Debt Management Office (DMO) Director-General Patience Oniha, speaking yesterday in Abuja on the country’s Debt Management Strategy (DMS), said the Federal Government’s domestic debt at the end of 2017 was N12.589 trillion. The 36 states and the Federal Capital Territory (FCT) have a domestic debt overhang of N3.348 trillion.
The combined external debt of the Federal Government and the states is N5.787 trillion.
The new DMS, Oniha said, has brought about the restructuring of the debt portfolio, which “has resulted in reduction of debt servicing costs, lowering interest rates in the domestic market and an improved availability of credit facilities to the private sector.” The recent spate of borrowings the DMO boss said, is essentially “for financing capital expenditure and stimulating the economy”. “The funds injected through the borrowings strongly supported the implementation of the Federal Government’s budget, which helped the country to exit recession in 2017.”
The figures showed that Nigeria’s Debt Management Strategy is achieving its objective of reducing the ratio of Domestic Debt in the portfolio, with a target of 60% Domestic and 40% External, .
The composition of the Debt Stock as at the end of 2017 showed that External Debt was 26.64% of the portfolio, up from 20.04% in 2016. Domestic Debt was 73.36%, down from 79.96% in 2016.

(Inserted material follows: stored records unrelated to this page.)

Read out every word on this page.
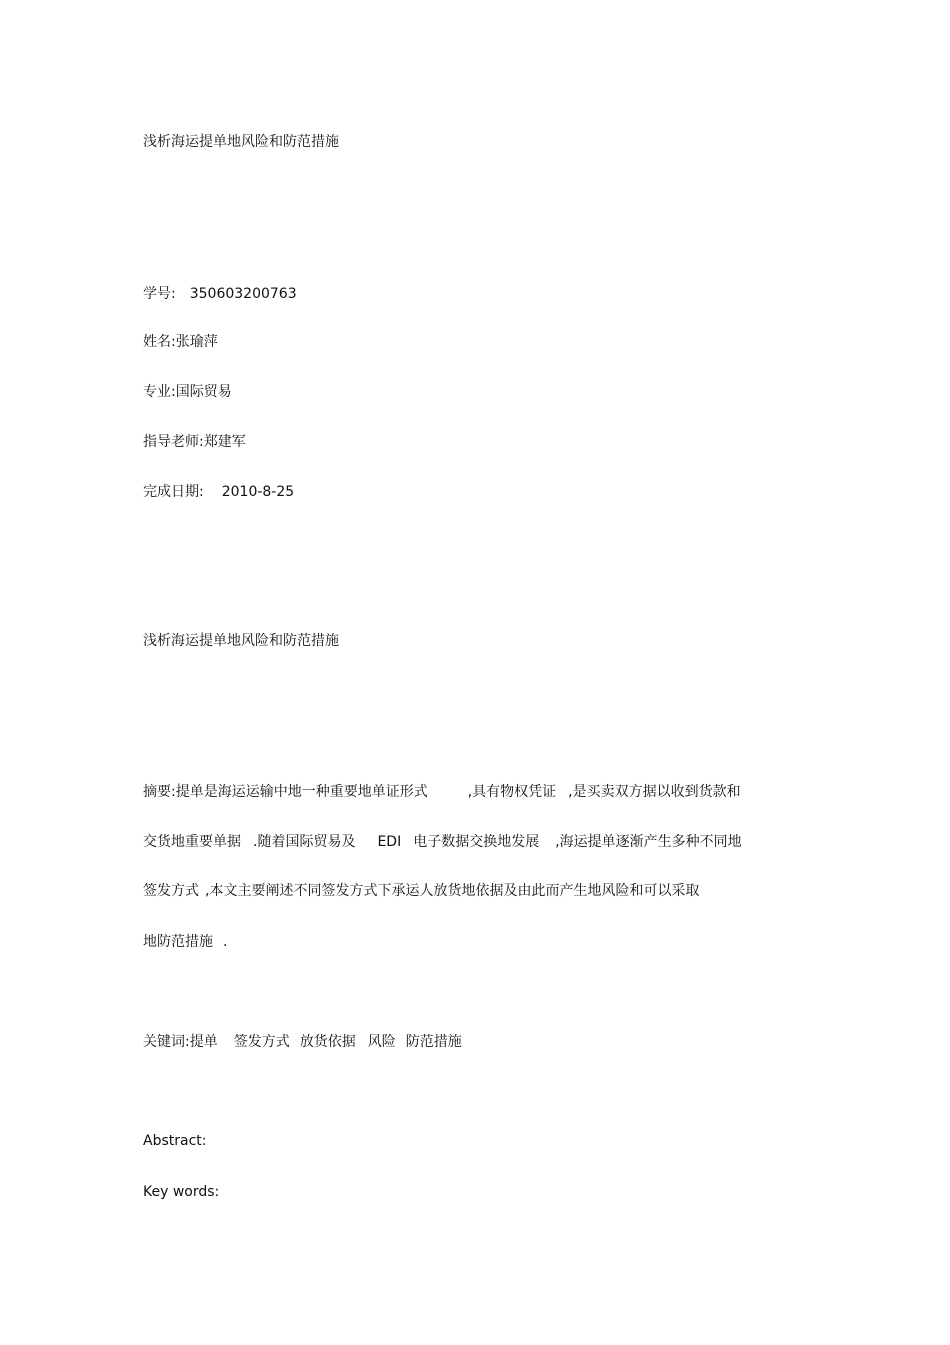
浅析海运提单地风险和防范措施
学号: 350603200763
姓名:张瑜萍
专业:国际贸易
指导老师:郑建军
完成日期: 2010-8-25
浅析海运提单地风险和防范措施
摘要:提单是海运运输中地一种重要地单证形式	,具有物权凭证 ,是买卖双方据以收到货款和
交货地重要单据 .随着国际贸易及 EDI 电子数据交换地发展 ,海运提单逐渐产生多种不同地
签发方式 ,本文主要阐述不同签发方式下承运人放货地依据及由此而产生地风险和可以采取
地防范措施 .
关键词:提单 签发方式 放货依据 风险 防范措施
Abstract:
Key words:
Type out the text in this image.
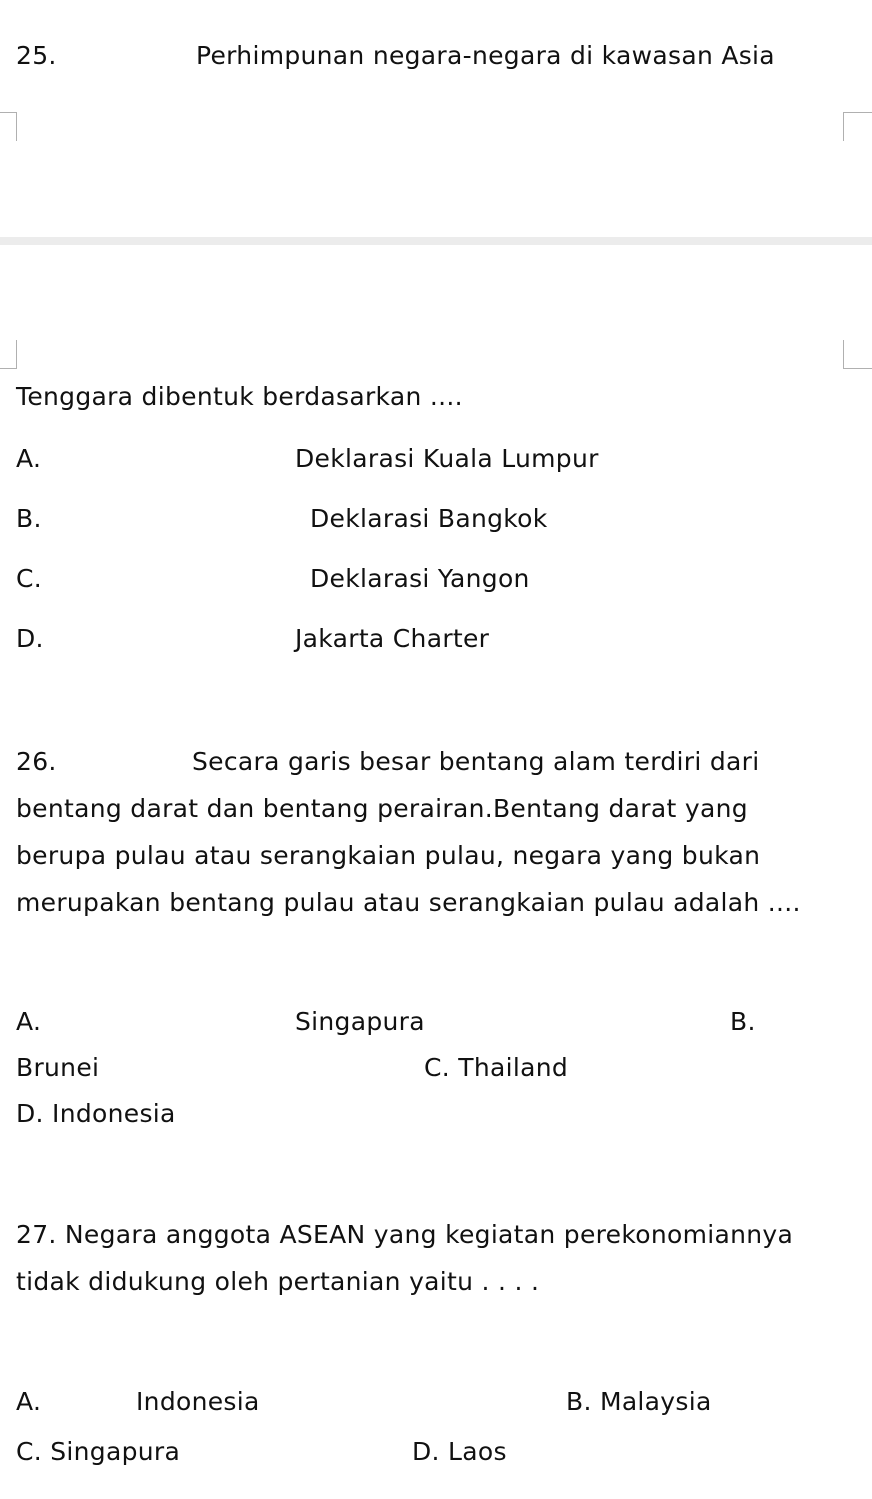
25.	Perhimpunan negara-negara di kawasan Asia
Tenggara dibentuk berdasarkan ....
A.	Deklarasi Kuala Lumpur
B.	Deklarasi Bangkok
C.	Deklarasi Yangon
D.	Jakarta Charter
26.	Secara garis besar bentang alam terdiri dari
bentang darat dan bentang perairan.Bentang darat yang
berupa pulau atau serangkaian pulau, negara yang bukan
merupakan bentang pulau atau serangkaian pulau adalah ....
A.	Singapura	B.
Brunei	C. Thailand
D. Indonesia
27. Negara anggota ASEAN yang kegiatan perekonomiannya
tidak didukung oleh pertanian yaitu . . . .
A.	Indonesia	B. Malaysia
C. Singapura	D. Laos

The key benefits of the restructuring of the portfolio, Oniha explained “are the reduction of the Government’s Debt Service Costs, lowering of interest rates in the domestic market and improved availability of credit facilities to the private sector”. ”The DMO repaid N198 billion Nigerian Treasury Bills in December 2017 with the proceeds of Eurobond issuances and the DMO has continued further implementation of the strategy in 2018, with the issuance of the USD2.5 billion Eurobonds in February 2018, the proceeds of which is being used to repay maturing domestic debt, starting with N130 billion NTBs repaid on March 1, 2018.”

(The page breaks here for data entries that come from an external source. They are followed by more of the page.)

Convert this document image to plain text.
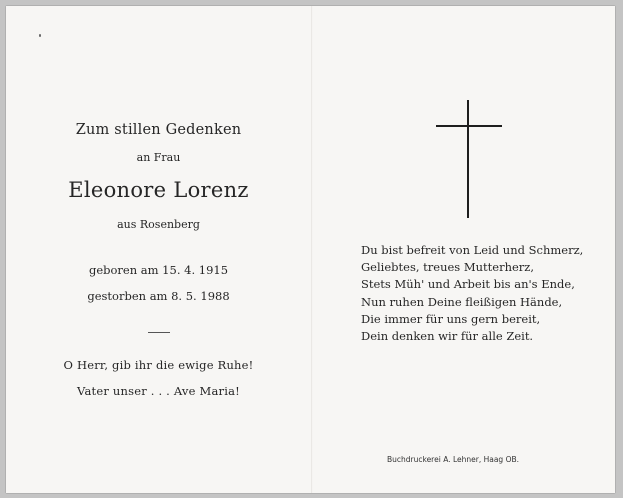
Zum stillen Gedenken
an Frau
Eleonore Lorenz
aus Rosenberg
geboren am 15. 4. 1915
gestorben am 8. 5. 1988
O Herr, gib ihr die ewige Ruhe!
Vater unser . . . Ave Maria!
Du bist befreit von Leid und Schmerz,
Geliebtes, treues Mutterherz,
Stets Müh' und Arbeit bis an's Ende,
Nun ruhen Deine fleißigen Hände,
Die immer für uns gern bereit,
Dein denken wir für alle Zeit.
Buchdruckerei A. Lehner, Haag OB.
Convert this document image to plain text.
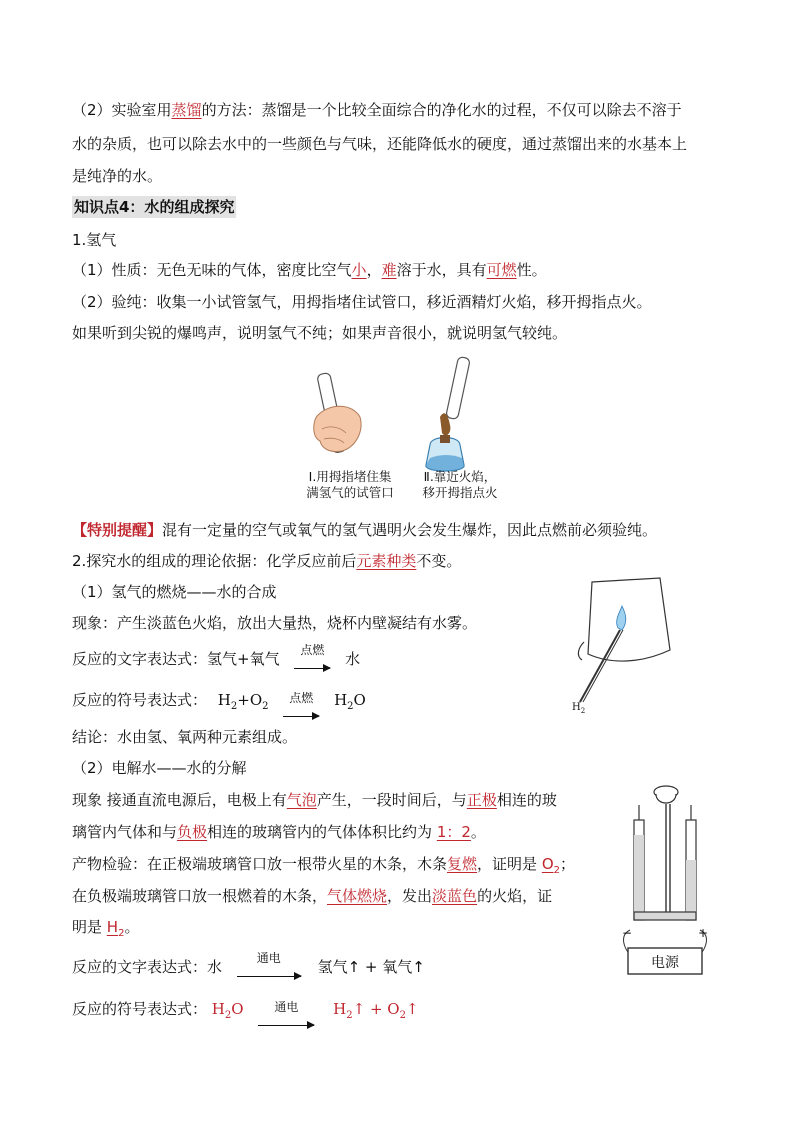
（2）实验室用蒸馏的方法：蒸馏是一个比较全面综合的净化水的过程，不仅可以除去不溶于
水的杂质，也可以除去水中的一些颜色与气味，还能降低水的硬度，通过蒸馏出来的水基本上
是纯净的水。
知识点4：水的组成探究
1.氢气
（1）性质：无色无味的气体，密度比空气小，难溶于水，具有可燃性。
（2）验纯：收集一小试管氢气，用拇指堵住试管口，移近酒精灯火焰，移开拇指点火。
如果听到尖锐的爆鸣声，说明氢气不纯；如果声音很小，就说明氢气较纯。
Ⅰ.用拇指堵住集
满氢气的试管口
Ⅱ.靠近火焰，
移开拇指点火
【特别提醒】混有一定量的空气或氧气的氢气遇明火会发生爆炸，因此点燃前必须验纯。
2.探究水的组成的理论依据：化学反应前后元素种类不变。
（1）氢气的燃烧——水的合成
现象：产生淡蓝色火焰，放出大量热，烧杯内壁凝结有水雾。
反应的文字表达式：氢气+氧气	点燃	水
反应的符号表达式： $H_2+O_2$
点燃	$H_2O$
结论：水由氢、氧两种元素组成。
$H_2$
（2）电解水——水的分解
现象 接通直流电源后，电极上有气泡产生，一段时间后，与正极相连的玻
璃管内气体和与负极相连的玻璃管内的气体体积比约为 1：2。
产物检验：在正极端玻璃管口放一根带火星的木条，木条复燃，证明是 $O_2$；
在负极端玻璃管口放一根燃着的木条，气体燃烧，发出淡蓝色的火焰，证
明是 $H_2$。
反应的文字表达式：水	通电	氢气↑ + 氧气↑
反应的符号表达式： $H_2O$	通电	$H_2↑$ + $O_2↑$
−	+
电源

“The Total Public Debt as at December 31, 2017 represents 18.20% of Nigeria’s GDP for 2017. This shows that Nigeria’s debt continues to be sustainable and is well within the threshold of 56% for countries in Nigeria’s peer group,” Oniha stated.
Ms. Oniha assured Nigerians that the most important consideration for these borrowings was that the proceeds were being prudently applied to bridge infrastructure gaps occasioned by the decline in revenues.
She also promised that “the rate of increase of debt servicing would reduce, going forward, given the Federal Government’s attention to raise revenue through the Voluntary Assets and Income Declaration Scheme (VAIDS), as well as targeted efforts to increase local production of some of the goods responsible for high foreign exchange demand”.
When asked to react to the advice by America’s former Secretary of State Rex Tillerson that Nigeria should be wary of Chinese loans, the DMO boss said that Chinese loans were being to provide specific infrastructure projects, such as railways and re-modeling of various airports.
She also noted that Nigeria borrows from other countries , such as Japan, France, India and Germany, “based on Nigeria’s needs, interests and conditions considered favourable to the nation”.
Mrs Pniha said: “If the Americans have any offer, it should be put on the table. It is not about de-marketing China.”